Lesson 5

1. Consider the inequality \(\text-1 \leq \frac{x}{2}\).
   1. Predict which values of \(x\) will make the inequality true.
   2. Complete the table to check your prediction.

      \(x\)	-4	-3	-2	-1	0	1	2	3	4
      \(\frac{x}{2}\)

2. Consider the inequality \(1 \leq \frac {\text{-}x}{2}\).
   1. Predict which values of \(x\) will make it true.
   2. Complete the table to check your prediction.

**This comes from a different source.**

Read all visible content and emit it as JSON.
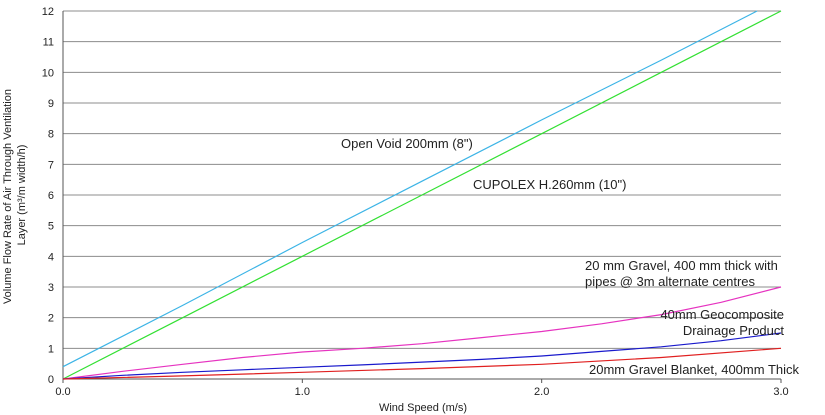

      \(x\)	-4	-3	-2	-1	0	1	2	3	4
      \(\text-\frac{x}{2}\)

Diego is solving the inequality \(100-3x \ge \text-50\). He solves the equation \(100-3x = \text-50\) and gets \(x=50\). What is the solution to the inequality?

\(x < 50\)

\(x \le 50\)

\(x > 50\)

\(x \ge 50\)

Solve the inequality \(\text-5(x-1)>\text-40\), and graph the solution on a number line.

Select all values of \(x\) that make the inequality \(\text-x+6\ge10\) true.

-3.9

4

-4.01

-4

4.01

3.9

0

-7

Draw the solution set for each of the following inequalities.

1. \(x>7\)

   

   

2. \(x\geq\text-4.2\)